Net cash provided by operating activities after dividends
Net cash provided by operating activities after dividends includes the deduction for distributions to noncontrolling interests. For purposes of this calculation, changes in operating assets and liabilities are excluded as they represent timing differences.
Net debt to Adjusted EBITDA and net debt and preferred stock to Adjusted EBITDA
Net debt to Adjusted EBITDA and net debt and preferred stock to Adjusted EBITDA are non-GAAP financial measures that we believe are useful to investors as supplemental measures in evaluating our balance sheet leverage. Net debt is equal to the sum of total consolidated debt less cash, cash equivalents, and restricted cash. Net debt and preferred stock is equal to the sum of net debt, as discussed above, plus preferred stock outstanding as of the end of the period.

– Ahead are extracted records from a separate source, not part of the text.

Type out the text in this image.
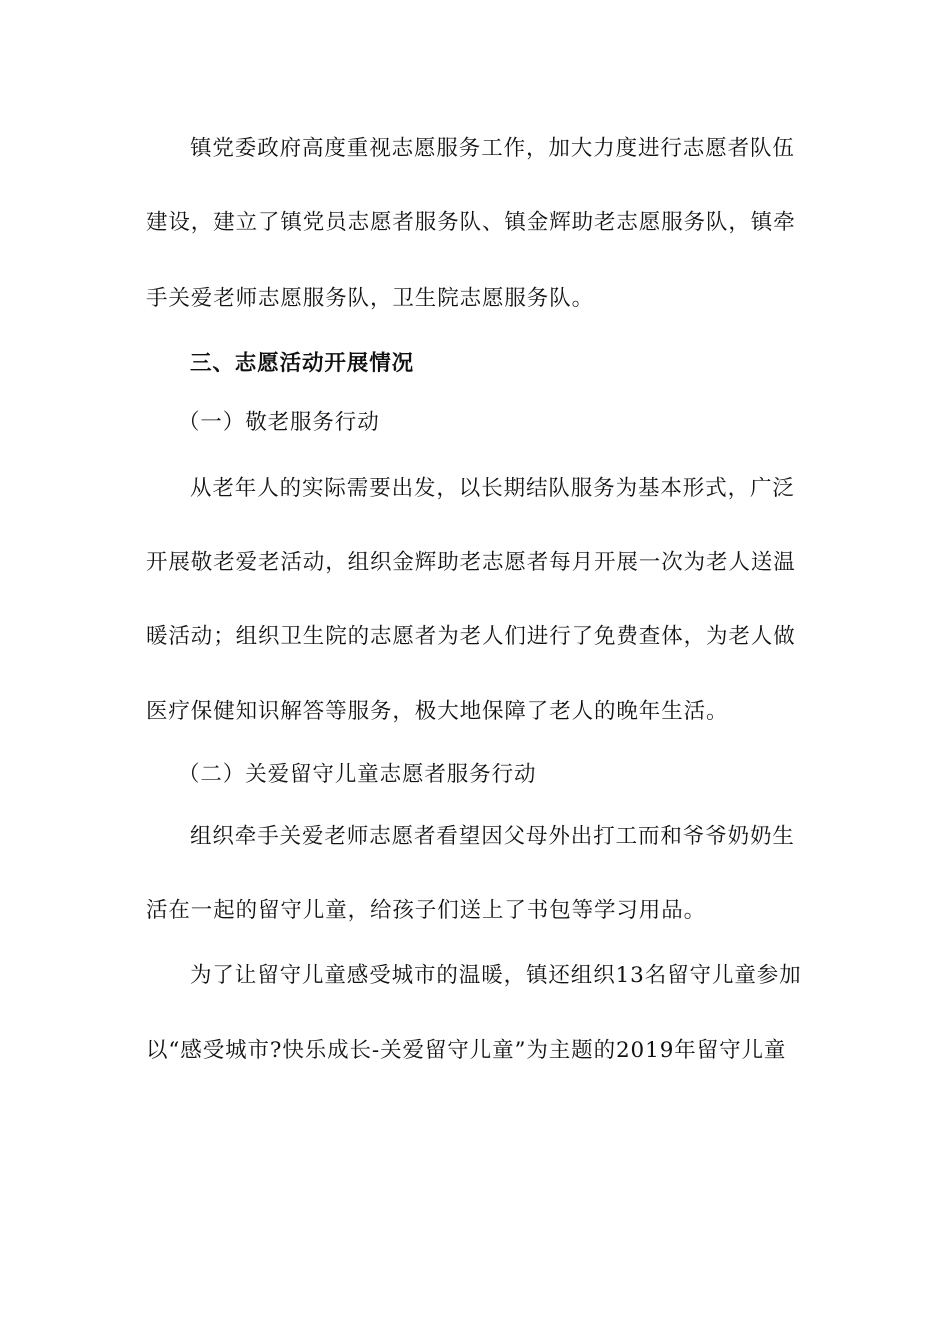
镇党委政府高度重视志愿服务工作，加大力度进行志愿者队伍
建设，建立了镇党员志愿者服务队、镇金辉助老志愿服务队，镇牵
手关爱老师志愿服务队，卫生院志愿服务队。
三、志愿活动开展情况
（一）敬老服务行动
从老年人的实际需要出发，以长期结队服务为基本形式，广泛
开展敬老爱老活动，组织金辉助老志愿者每月开展一次为老人送温
暖活动；组织卫生院的志愿者为老人们进行了免费查体，为老人做
医疗保健知识解答等服务，极大地保障了老人的晚年生活。
（二）关爱留守儿童志愿者服务行动
组织牵手关爱老师志愿者看望因父母外出打工而和爷爷奶奶生
活在一起的留守儿童，给孩子们送上了书包等学习用品。
为了让留守儿童感受城市的温暖，镇还组织13名留守儿童参加
以“感受城市?快乐成长-关爱留守儿童”为主题的2019年留守儿童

Refer to the definition of Adjusted EBITDA and Adjusted EBITDA margin for further information on the calculation of Adjusted EBITDA.
Net operating income
Net operating income is a non-GAAP financial measure calculated as net income, the most directly comparable financial measure calculated and presented in accordance with GAAP, excluding equity in the earnings of our unconsolidated real estate joint ventures, general and administrative expenses, interest expense, depreciation and amortization, impairments of real estate, gains or losses on early extinguishment of debt, gains or losses on sales of real estate, and investment income or loss. We believe net operating income provides useful information to investors regarding our financial condition and results of operations because it primarily reflects those income and expense items that are incurred at the property level. Therefore, we believe net operating income is a useful measure for investors to evaluate the operating performance of our consolidated real estate assets. Net operating income on a cash basis is net operating income adjusted to exclude the effect of straight-line rent and amortization of acquired above- and below-market lease revenue adjustments required by GAAP. We believe that net operating income on a cash basis is helpful to investors as an additional measure of operating performance because it eliminates straight-line rent revenue and the amortization of acquired above- and below-market leases.
Same property
Same property refers to all consolidated properties that were fully operating for the entirety of the comparative periods presented. Properties that underwent development or redevelopment at any time during the comparative periods, unconsolidated real estate joint ventures, properties classified as held for sale, and corporate entities (legal entities performing general and administrative functions) are excluded from same property results. Additionally, termination fees, if any, are excluded from the results of same properties.